FAKULTAS ILMU-ILMU KESEHATAN

UNIVERSITAS PEMBANGUNAN NASIONAL “VETERAN”

JAKARTA
2019

BAB 1

KONSEP DELIRIUM

A. Pengertian
Delirium adalah diagnosis klinis, gangguan otak difus yang dikarasteristikkan
dengan variasi kognitif dan gangguan tingkah laku. Delirium ditandai oleh gangguan
kesadaran, biasanya terlihat bersamaan dengan fungsi gangguan kognitif secara global.
Kelainan mood, persepsi dan perilaku adalah gejala psikiatrik yang umum; tremor,
asteriksis, nistagmus, inkoordinasi dan inkontinensia urin merupakan gejala neurologis
yang umum.
Delirium dapat terjadi pada berbagai tingkat usia namun tersering pada usia diatas
60 tahun. Menggigau merupakan gejala sementara dan dapat berfluktuasi intensitasnya,
kebanyakan kasus dapat sembuh dalam waktu 4 minggu atau kurang. Akan tetapi jika
delirium dengan fluktuasi yang menetap lebih dari 6 bulan sangat jarang dan dapat menjadi
progresif kearah dementia.

B. Etiologi
Faktor predisposisi terjadinya delirium, antara lain:
• Usia
• Kerusakan otak
• Riwayat delirium
• Ketergantungan alkohol
• Diabetes
• Kanker
• Gangguan panca indera
• Malnutrisi
• Alkohol, obat-obatan dan bahan beracun
• Efek toksik dari pengobatan
• Kadar elektrolit, garam dan mineral (misalnya kalsium, natrium atau magnesium) yang
tidak normal akibat pengobatan, dehidrasi atau penyakit tertentu
• Infeksi Akut disertai demam
• Hidrosefalus bertekanan normal, yaitu suatu keadaan dimana cairan yang membantali
otak tidak diserap sebagaimana mestinya dan menekan otak
• Hematoma subdural, yaitu pengumpulan darah di bawah tengkorak yang dapat menekan
otak.
• Meningitis, ensefalitis, sifilis (penyakit infeksi yang menyerang otak)
• Kekurangan tiamin dan vitamin B12
• Hipotiroidisme maupun hipotiroidisme
• Tumor otak (beberapa diantaranya kadang menyebabkan linglung dan gangguan
ingatan)
• Patah tulang panggul dan tulang-tulang panjang
• Fungsi jantung atau paru-paru yang buruk dan menyebabkan rendahnya kadar oksigen
atau tingginya kadar karbon dioksida di dalam darah
• Stroke

C. Patofisologi
Delirium merupakan fenomena kompleks, multifaktorial, dan mempengaruhi
berbagai bagian sistem saraf pusat.

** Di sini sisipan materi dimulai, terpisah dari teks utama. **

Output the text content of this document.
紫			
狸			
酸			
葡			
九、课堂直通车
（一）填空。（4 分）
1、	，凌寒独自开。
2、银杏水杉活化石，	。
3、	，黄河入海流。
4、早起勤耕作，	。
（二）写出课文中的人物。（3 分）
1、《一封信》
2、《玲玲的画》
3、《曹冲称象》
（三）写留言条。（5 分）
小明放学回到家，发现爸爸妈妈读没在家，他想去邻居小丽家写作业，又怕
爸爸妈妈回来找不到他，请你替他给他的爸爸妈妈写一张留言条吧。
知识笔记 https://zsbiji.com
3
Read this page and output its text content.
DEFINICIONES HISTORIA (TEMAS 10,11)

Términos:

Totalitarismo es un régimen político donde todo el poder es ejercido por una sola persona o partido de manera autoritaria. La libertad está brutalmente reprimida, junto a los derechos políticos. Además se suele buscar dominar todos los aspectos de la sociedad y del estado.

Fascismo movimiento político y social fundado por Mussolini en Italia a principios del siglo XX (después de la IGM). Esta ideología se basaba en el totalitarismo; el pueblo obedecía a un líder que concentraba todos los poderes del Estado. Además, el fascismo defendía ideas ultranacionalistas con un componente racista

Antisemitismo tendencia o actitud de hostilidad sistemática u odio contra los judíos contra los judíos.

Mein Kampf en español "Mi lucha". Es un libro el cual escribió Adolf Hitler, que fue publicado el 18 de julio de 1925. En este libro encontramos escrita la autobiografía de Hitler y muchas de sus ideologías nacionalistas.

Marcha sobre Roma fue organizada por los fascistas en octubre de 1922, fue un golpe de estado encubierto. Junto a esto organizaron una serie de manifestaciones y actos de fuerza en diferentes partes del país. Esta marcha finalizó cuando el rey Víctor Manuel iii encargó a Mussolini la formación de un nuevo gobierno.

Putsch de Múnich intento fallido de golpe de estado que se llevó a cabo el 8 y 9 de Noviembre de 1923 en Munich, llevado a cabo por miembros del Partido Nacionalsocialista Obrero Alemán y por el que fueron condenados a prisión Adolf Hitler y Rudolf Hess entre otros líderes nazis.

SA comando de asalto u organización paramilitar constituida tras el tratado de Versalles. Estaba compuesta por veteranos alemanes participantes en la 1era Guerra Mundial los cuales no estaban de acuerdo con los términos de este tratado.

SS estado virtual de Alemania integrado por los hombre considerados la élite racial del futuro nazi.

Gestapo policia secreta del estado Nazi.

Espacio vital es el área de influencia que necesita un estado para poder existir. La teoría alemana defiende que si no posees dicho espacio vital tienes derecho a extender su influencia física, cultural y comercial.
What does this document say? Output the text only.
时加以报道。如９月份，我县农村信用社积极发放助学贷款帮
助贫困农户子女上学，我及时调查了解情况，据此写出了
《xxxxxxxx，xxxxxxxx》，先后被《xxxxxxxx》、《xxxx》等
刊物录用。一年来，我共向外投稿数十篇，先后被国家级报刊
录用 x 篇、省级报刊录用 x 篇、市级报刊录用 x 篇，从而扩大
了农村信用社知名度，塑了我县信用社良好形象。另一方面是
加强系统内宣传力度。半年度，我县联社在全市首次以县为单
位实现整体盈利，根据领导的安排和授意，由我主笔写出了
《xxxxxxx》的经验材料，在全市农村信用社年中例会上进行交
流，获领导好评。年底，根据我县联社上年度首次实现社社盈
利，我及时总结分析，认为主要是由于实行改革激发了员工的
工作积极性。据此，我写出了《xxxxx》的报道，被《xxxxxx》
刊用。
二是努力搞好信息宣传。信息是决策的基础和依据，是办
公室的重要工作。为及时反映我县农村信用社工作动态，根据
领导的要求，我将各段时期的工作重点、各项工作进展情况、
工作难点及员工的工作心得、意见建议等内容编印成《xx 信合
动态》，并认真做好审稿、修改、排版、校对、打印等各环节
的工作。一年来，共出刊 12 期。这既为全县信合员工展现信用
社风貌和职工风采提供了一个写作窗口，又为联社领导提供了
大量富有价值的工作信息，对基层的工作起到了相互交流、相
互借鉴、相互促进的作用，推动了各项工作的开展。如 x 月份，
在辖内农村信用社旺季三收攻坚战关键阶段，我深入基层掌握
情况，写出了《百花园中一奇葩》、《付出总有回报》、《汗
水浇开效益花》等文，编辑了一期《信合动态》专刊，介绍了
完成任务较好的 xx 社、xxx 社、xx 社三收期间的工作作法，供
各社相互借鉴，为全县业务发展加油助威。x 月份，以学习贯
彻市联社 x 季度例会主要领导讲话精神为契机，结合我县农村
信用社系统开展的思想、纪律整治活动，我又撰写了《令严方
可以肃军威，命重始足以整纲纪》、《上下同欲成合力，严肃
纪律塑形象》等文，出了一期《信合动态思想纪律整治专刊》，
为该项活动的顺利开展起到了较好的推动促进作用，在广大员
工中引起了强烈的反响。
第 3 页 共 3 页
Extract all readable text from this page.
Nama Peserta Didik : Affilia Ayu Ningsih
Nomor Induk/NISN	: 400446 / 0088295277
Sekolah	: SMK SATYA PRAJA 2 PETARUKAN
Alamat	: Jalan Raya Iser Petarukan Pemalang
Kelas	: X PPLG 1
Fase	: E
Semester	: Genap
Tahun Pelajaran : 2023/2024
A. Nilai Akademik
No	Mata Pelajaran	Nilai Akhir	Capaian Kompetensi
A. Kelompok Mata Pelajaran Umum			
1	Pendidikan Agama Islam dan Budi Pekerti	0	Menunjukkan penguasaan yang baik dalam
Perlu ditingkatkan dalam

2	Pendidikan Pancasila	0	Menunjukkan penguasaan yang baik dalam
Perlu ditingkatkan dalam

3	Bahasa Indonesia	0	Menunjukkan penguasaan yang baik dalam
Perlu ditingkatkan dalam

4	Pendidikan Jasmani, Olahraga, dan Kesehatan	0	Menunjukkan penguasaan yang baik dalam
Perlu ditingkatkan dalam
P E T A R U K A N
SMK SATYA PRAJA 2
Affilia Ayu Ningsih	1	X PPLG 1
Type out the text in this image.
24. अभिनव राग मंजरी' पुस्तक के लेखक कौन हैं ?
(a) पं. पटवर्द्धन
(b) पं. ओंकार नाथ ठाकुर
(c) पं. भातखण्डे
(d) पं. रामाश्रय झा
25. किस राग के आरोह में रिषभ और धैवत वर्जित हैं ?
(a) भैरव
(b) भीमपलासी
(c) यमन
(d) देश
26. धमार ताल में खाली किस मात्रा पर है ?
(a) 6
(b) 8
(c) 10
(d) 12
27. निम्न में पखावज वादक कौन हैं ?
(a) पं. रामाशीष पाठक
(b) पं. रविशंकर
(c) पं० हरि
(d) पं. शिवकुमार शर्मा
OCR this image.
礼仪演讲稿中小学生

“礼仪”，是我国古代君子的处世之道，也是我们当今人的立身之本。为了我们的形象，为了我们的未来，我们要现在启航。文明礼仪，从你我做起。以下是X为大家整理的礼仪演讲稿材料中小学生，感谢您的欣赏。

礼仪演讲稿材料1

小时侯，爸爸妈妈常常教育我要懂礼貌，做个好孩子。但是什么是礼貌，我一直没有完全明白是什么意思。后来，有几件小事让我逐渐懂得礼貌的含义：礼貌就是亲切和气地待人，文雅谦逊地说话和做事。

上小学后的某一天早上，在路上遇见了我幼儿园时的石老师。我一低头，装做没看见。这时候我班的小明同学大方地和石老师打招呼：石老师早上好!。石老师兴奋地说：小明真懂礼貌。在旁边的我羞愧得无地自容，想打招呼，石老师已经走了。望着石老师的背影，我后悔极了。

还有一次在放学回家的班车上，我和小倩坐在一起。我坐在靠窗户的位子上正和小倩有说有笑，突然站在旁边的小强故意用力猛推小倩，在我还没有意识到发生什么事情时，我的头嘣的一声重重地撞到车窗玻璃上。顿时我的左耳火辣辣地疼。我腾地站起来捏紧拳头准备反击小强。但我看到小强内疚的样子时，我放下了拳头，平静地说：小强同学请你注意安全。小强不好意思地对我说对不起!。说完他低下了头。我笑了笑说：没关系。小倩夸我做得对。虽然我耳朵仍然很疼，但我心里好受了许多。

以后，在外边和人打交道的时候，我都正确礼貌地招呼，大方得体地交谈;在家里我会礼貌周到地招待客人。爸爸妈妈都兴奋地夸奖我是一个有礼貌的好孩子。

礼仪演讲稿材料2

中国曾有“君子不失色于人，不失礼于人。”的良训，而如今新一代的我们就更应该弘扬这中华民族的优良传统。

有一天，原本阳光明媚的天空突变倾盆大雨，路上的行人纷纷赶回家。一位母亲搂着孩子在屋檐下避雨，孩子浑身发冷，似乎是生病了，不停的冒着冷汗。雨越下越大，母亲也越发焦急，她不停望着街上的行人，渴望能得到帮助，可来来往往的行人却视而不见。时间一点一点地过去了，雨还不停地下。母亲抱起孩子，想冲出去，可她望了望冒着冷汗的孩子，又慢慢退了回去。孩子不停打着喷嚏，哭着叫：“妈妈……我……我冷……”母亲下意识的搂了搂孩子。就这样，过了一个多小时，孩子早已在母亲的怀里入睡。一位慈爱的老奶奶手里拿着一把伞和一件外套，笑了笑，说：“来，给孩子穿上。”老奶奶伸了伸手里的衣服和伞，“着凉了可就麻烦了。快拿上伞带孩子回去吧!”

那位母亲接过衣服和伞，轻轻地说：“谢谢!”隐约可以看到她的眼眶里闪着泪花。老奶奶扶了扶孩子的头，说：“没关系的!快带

Hipotesis terbaru menunjukkan defisiensi jalur
kolinergik dapat merupakan salah satu faktor penyebab delirium. Delirium yang
diakibatkan oleh penghentian substansi seperti alkohol, benzodiazepin, atau nikotin dapat
dibedakan dengan delirium karena penyebab lain. Pada delirium akibat penghentian
alkohol terjadi ketidakseimbangan mekanisme inhibisi dan eksitasi pada system
neurotransmiter. Konsumsi alkohol secara reguler dapat menyebabkan inhibisi reseptor
NMDA (N-methyl-D-aspartate) dan aktivasi reseptor GABA-A (gammaaminobutyric
acid-A). Disinhibisi serebral berhubungan dengan perubahan neurotransmitter yang
memperkuat transmisi dopaminergik dan noradrenergik, adapun perubahan ini
memberikan manifestasi karakteristik delirium, termasuk aktivasi simpatis dan
kecenderungan kejang epileptik. Pada kondisi lain, penghentian benzodiazepine
menyebabkan delirium melalui jalur penurunan transmisi GABA-ergik dan dapat timbul
kejang epileptik. Delirium yang tidak diakibatkan karena penghentian substansi timbul
melalui berbagai mekanisme, jalur akhir biasanya melibatkan defisit kolinergik
dikombinasikan dengan hiperaktivitas dopaminergik.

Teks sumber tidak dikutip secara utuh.